The new law did not explicitly reduce the Medicare O&P fee schedule for any year during the ten-year budget window of the bill. Because many providers such as hospitals, DME suppliers, and many other settings of care received direct payment cuts, it has to be viewed as a victory that the O&P fee schedule was largely spared. However, the bill did include a Senate provision, which, as part of the market-basket cuts applied to various inpatient providers, incorporates a "productivity adjustment" to payment updates for Part B providers that do not already have such an adjustment written into the new law itself.

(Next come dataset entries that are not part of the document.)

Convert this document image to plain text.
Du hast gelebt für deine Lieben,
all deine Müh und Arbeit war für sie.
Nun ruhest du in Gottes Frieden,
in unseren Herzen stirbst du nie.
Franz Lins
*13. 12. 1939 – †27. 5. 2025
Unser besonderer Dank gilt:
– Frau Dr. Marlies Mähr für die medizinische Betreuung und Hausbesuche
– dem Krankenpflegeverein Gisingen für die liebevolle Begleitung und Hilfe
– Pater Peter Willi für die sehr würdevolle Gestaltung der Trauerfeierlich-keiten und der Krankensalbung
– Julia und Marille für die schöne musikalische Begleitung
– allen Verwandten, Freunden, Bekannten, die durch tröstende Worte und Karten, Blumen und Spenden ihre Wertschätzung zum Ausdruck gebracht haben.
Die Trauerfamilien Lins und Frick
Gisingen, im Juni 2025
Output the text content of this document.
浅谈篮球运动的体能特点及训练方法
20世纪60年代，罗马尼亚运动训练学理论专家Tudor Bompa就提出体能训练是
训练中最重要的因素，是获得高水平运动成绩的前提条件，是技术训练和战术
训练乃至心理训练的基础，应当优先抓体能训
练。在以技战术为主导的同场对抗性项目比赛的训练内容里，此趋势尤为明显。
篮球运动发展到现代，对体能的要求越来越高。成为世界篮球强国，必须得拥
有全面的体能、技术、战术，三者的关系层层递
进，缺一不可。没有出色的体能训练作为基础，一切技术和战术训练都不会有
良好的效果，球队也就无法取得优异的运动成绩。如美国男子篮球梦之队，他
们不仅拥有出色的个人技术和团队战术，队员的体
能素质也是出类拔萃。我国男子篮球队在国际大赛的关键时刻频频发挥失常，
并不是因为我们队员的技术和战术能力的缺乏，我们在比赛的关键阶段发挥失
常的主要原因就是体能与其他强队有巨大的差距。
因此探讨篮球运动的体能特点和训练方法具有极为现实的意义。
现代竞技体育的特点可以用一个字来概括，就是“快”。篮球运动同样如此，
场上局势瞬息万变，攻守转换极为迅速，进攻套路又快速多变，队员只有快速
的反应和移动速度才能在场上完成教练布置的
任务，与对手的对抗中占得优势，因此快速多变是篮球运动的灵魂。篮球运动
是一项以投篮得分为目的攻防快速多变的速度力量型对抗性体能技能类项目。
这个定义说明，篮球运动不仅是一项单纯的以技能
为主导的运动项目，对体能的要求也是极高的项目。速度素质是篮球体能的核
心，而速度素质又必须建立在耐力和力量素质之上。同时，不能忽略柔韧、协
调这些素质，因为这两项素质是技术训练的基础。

The provision was opposed by the O&P community on the grounds that it would achieve only very modest federal savings while potentially compromising the ability of O&P practitioners to provide highly customized and specialized care to amputees and beneficiaries with orthopedic impairments in need of orthotic bracing and prosthetic limbs. Additional work will need to be through the Congress and the Administration to refine the negative impact that may occur through this productivity adjustment.

Preliminary Conclusion

The healthcare-reform bill that just became law is a complex piece of legislation that will continue to produce surprises, both good and bad, for major stakeholders in healthcare. As more analysis on the bill is conducted, the specific impact of many of the reforms on the O&P field will become more apparent.

Peter W. Thomas, JD, serves as general counsel for the National Association for the Advancement of Orthotics and Prosthetics (NAAOP). Adams Chrisney is the senior legislative director at Powers Pyles Sutter & Verville, PC, Washington DC.